Mas recebia constante e repetidamente mensagens que me confirmavam que estava no caminho certo. Não havia vez que não me atropelasse alguém no passeio, seja em que país fosse, só para me dizer "I love your hair". O meu afro ganhava a presença que se queria no meu primeiro corte aos 2 anos de idade.
No meu sabático de um ano e meio na Colômbia, para além de receber esses originais atropelos na rua, confundiam-me diariamente com uma artista: percussionista, realizadora de cinema, cantora de jazz, bailarina de dança contemporânea, ... Era como as pessoas me viam após dez minutos de conversa comigo: "tienes pinta de artista". O meu cabelo emanava a liberdade que experienciava.
Houve aquela fase em que os brancos ficaram especialmente rebeldes e secos. Na altura, não percebia a mensagem. Era a reação natural do meu cabelo, quando eu me desviava do meu centro. Bem podia usar toneladas de produtos hidratantes, mas era como 'colocar água em balaio furado'.
Recebia tantos julgamentos em forma de recomendação para pintar os meus brancos, pois "não combinavam com a minha jovem idade". Ria-me por dentro.
Bons anos depois, as mesmas recomendações eram transformadas em elogios "adoro os teus brancos, a ti ficam mesmo bem". O ambiente externo recebia a mensagem irradiada pelo meu coração, de aceitação e, por conseguinte, só conseguiam ver a beleza desprovida de padrões impostos. Começaram a captar apenas a essência.
Chegou o momento, mais recentemente, em que as pessoas começaram a ver no meu cabelo, a minha marca.
O meu cabelo comunicava a minha transformação.
A sensibilidade do couro cabeludo representa a sensibilidade do meu Ser.

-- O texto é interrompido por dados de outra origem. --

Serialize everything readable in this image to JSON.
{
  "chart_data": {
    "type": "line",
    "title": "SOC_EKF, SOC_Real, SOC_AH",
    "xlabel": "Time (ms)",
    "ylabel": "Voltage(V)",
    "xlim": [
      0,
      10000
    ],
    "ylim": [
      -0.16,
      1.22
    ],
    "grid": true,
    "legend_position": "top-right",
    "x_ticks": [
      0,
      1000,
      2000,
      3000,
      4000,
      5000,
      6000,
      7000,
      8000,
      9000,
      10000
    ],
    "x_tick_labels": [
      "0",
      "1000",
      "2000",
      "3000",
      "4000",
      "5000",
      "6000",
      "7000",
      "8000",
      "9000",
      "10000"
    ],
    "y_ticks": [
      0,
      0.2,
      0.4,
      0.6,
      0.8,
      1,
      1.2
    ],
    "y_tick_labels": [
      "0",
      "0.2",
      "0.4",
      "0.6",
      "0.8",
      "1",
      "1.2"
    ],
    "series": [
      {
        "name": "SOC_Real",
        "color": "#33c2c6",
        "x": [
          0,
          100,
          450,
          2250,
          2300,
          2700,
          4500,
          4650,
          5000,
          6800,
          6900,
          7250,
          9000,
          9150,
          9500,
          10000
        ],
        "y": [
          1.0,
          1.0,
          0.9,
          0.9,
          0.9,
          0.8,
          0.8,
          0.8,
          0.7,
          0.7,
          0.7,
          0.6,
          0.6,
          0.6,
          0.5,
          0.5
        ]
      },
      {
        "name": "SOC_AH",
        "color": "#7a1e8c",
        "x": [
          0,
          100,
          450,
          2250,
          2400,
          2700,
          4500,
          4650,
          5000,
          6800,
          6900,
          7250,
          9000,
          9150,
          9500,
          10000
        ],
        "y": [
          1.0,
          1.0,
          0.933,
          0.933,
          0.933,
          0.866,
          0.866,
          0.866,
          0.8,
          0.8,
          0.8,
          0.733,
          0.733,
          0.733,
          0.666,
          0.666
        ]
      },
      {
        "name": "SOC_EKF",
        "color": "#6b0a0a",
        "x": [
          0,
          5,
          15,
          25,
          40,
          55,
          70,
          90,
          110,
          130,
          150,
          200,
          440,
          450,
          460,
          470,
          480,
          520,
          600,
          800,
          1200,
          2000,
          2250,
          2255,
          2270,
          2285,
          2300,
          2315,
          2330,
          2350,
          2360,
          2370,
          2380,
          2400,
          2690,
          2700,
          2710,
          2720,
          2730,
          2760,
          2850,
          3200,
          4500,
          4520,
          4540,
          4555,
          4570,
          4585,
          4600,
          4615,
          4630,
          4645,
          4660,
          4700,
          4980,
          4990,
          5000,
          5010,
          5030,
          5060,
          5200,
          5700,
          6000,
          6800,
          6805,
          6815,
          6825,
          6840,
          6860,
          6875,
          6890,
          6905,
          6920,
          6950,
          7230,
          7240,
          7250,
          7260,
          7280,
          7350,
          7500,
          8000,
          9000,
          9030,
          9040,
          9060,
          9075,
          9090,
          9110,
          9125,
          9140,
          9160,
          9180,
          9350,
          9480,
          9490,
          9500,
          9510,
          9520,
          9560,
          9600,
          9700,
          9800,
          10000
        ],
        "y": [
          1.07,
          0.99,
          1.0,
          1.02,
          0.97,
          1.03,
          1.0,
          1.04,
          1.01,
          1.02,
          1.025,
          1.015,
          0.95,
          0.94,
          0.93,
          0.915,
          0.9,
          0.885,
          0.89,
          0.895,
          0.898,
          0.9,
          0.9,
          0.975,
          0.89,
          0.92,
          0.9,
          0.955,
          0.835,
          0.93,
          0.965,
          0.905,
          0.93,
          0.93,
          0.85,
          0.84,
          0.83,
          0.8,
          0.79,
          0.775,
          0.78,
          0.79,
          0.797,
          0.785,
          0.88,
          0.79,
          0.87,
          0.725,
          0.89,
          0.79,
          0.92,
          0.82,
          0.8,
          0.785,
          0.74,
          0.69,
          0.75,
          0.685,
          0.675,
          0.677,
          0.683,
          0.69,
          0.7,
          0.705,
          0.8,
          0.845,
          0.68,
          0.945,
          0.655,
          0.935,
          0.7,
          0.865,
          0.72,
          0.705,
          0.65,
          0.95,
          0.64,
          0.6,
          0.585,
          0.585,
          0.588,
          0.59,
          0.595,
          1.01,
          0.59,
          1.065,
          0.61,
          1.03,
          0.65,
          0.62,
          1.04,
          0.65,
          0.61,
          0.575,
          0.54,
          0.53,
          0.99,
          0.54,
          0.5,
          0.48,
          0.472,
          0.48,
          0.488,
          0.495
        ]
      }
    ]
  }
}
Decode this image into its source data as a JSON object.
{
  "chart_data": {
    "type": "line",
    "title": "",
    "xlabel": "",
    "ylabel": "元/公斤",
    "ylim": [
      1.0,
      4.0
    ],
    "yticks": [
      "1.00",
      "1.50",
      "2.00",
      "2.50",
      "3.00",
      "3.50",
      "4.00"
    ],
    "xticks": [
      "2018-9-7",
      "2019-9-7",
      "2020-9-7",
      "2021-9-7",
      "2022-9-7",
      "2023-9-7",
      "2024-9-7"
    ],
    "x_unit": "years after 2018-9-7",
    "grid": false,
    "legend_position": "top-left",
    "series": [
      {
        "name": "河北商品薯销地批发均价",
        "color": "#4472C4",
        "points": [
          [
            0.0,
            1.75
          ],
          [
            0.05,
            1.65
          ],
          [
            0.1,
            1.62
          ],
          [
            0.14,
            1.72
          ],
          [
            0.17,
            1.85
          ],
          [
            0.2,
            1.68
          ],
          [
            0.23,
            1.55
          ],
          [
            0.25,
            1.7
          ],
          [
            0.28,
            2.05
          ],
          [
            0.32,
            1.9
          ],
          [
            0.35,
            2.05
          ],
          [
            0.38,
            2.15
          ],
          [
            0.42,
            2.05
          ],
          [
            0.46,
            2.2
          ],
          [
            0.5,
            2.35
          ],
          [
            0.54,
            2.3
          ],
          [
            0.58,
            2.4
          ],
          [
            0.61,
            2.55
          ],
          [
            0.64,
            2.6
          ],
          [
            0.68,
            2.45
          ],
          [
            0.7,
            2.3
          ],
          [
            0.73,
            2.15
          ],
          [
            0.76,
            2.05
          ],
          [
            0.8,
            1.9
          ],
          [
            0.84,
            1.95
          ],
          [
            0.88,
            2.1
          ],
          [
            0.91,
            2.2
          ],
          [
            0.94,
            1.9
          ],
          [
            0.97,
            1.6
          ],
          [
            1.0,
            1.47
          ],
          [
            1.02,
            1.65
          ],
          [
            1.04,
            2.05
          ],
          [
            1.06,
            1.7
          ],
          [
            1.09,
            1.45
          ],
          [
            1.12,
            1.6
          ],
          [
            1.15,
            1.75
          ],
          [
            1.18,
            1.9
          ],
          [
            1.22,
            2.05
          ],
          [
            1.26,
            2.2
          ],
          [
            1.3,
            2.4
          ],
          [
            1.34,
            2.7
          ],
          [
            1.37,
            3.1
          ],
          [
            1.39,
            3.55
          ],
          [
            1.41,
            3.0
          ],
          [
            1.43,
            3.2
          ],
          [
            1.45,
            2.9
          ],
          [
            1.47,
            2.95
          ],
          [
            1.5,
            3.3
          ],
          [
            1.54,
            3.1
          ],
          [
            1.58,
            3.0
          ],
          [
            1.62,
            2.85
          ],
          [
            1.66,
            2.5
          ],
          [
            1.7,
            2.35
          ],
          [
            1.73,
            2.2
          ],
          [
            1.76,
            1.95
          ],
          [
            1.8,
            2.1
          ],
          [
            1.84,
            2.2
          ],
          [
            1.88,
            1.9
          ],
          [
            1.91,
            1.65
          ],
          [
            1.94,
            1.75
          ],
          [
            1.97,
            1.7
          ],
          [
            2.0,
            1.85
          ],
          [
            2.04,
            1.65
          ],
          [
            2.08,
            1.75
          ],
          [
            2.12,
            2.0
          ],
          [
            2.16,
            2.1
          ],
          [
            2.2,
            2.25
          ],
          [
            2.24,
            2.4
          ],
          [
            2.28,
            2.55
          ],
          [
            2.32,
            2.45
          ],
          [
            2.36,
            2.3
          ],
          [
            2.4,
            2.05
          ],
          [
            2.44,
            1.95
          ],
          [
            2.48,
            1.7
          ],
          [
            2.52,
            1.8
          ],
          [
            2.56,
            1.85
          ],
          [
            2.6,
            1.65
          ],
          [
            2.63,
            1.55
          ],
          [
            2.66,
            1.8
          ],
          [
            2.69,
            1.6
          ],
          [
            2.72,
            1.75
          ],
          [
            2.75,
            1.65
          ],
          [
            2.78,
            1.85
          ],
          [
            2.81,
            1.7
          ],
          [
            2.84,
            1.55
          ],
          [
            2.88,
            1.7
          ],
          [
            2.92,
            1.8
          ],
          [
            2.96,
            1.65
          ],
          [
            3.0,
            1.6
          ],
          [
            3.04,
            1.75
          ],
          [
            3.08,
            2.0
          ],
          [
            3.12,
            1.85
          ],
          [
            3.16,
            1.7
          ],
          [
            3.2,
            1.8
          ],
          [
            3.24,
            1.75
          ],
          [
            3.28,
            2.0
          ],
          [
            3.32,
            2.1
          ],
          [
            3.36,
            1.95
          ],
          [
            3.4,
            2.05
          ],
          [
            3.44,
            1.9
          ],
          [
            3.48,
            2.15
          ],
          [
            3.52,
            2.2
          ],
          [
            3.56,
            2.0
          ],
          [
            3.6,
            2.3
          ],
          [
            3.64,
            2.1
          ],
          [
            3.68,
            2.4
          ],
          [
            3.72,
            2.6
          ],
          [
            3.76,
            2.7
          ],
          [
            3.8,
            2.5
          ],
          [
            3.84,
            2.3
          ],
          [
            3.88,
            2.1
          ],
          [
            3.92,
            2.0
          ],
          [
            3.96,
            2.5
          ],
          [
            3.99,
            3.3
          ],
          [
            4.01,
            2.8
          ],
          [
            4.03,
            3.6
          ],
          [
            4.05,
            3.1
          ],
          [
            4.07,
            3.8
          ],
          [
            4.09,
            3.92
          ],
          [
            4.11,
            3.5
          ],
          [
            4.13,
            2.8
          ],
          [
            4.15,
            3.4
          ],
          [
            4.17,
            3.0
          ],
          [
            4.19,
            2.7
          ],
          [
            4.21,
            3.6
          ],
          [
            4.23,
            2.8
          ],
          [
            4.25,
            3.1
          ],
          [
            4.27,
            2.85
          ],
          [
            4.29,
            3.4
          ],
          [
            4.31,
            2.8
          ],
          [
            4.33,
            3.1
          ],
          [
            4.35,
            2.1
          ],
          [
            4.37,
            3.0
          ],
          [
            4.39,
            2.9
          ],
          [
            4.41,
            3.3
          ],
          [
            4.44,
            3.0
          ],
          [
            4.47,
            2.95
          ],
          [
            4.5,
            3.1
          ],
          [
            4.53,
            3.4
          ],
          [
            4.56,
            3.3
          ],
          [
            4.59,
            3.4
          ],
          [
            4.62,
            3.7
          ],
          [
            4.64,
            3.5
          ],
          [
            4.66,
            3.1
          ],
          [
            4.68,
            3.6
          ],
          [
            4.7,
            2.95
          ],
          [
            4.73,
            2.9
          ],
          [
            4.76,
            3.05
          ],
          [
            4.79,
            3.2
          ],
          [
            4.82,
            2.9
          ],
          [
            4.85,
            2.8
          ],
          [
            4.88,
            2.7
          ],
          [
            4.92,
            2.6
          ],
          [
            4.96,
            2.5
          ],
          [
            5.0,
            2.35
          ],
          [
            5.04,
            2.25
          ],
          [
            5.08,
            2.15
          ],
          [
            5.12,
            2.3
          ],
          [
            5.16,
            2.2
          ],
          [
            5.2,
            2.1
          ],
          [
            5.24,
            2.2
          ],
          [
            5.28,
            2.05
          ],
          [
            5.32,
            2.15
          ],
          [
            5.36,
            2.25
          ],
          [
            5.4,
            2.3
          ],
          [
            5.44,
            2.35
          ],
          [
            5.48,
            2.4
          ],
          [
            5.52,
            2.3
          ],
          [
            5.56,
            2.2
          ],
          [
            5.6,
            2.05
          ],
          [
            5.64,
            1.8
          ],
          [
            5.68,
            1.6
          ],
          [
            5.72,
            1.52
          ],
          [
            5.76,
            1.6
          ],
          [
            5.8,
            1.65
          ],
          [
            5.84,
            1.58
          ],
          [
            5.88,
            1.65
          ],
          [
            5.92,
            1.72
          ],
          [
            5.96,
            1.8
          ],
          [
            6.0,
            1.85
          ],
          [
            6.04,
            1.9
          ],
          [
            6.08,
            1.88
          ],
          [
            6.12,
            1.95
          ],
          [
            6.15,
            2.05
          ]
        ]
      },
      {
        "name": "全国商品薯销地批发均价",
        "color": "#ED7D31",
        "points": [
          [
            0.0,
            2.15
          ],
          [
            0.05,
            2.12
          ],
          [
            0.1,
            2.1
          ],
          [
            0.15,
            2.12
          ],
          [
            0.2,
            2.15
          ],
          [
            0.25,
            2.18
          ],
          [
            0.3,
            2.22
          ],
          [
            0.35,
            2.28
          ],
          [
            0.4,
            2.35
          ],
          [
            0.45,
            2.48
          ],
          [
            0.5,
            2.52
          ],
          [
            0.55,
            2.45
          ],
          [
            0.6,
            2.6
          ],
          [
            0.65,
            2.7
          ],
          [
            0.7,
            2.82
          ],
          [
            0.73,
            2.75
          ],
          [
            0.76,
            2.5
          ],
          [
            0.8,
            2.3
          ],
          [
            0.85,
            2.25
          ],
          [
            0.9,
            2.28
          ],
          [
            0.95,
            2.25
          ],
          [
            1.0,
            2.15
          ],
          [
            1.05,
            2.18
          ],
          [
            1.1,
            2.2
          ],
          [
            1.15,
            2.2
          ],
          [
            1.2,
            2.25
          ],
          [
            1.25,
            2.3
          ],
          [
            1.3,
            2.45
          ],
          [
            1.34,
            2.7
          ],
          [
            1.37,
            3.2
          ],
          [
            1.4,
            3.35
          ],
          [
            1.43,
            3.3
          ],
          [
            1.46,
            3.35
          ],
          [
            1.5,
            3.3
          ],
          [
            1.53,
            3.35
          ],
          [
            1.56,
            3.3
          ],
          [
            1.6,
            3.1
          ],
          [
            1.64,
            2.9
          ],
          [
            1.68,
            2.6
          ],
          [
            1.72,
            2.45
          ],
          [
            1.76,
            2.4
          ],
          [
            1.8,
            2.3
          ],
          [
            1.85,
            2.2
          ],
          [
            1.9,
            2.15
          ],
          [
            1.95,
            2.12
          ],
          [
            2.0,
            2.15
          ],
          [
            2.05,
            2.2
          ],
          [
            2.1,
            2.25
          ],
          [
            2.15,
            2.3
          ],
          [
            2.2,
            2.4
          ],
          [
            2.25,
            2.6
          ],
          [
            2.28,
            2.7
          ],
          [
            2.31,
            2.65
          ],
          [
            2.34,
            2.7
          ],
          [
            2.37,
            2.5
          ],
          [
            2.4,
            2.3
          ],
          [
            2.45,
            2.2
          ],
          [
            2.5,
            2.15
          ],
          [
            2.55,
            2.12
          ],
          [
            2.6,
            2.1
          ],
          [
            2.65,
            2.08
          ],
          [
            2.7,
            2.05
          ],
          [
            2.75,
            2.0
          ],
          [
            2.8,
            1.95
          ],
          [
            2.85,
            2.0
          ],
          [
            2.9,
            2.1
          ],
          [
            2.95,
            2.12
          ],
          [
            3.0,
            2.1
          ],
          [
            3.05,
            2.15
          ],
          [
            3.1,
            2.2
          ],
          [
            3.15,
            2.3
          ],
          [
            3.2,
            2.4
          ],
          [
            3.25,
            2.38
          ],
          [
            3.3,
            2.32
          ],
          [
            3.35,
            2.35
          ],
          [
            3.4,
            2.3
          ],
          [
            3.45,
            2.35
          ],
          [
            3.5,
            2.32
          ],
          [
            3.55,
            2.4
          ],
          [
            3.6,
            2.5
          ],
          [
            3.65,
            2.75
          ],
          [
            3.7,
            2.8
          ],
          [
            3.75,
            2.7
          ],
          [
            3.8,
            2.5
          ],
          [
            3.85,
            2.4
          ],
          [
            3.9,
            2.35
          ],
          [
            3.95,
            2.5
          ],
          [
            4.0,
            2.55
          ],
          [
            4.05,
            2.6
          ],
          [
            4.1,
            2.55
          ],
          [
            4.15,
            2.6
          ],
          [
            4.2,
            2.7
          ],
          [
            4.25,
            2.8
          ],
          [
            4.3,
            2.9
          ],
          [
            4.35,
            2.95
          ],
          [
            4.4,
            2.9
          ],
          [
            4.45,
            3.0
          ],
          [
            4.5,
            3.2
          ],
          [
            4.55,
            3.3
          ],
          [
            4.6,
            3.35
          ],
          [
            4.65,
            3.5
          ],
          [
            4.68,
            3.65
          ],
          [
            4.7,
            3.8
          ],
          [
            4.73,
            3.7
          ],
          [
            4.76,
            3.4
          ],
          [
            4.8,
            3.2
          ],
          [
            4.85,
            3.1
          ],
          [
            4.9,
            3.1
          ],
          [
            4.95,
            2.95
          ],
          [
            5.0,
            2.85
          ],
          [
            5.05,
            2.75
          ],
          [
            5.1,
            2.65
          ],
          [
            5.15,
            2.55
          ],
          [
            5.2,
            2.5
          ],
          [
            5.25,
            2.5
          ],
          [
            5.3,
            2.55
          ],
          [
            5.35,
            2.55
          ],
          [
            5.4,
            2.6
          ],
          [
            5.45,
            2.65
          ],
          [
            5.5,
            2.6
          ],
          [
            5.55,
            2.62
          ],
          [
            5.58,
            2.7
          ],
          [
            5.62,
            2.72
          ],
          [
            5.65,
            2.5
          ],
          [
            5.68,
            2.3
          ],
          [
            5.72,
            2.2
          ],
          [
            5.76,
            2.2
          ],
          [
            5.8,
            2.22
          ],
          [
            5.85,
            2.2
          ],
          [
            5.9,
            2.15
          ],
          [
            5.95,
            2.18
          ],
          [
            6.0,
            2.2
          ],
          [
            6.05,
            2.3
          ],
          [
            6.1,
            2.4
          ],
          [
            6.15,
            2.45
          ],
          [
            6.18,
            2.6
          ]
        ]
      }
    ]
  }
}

A conexão entre a raiz do meu cabelo com o meu cérebro é clara.
Os brancos são a fonte de sabedoria Ancestral.
Os caracóis desenvolvem-se em forma de espiral energético.
A forma pouco definida revela a rebeldia e a criatividade.
Os quatro fios que nascem no mesmo poro representam a Abundância.
O percurso com o meu cabelo é parte da minha história, a transformação começou pelo meu cabelo. Sou grata pelos desenvolvimentos desde tenra idade, que me permitiram conhecer e resgatar a minha nagoia.
ability to release talent
E tu? Já fizeste um encontro com o teu cabelo?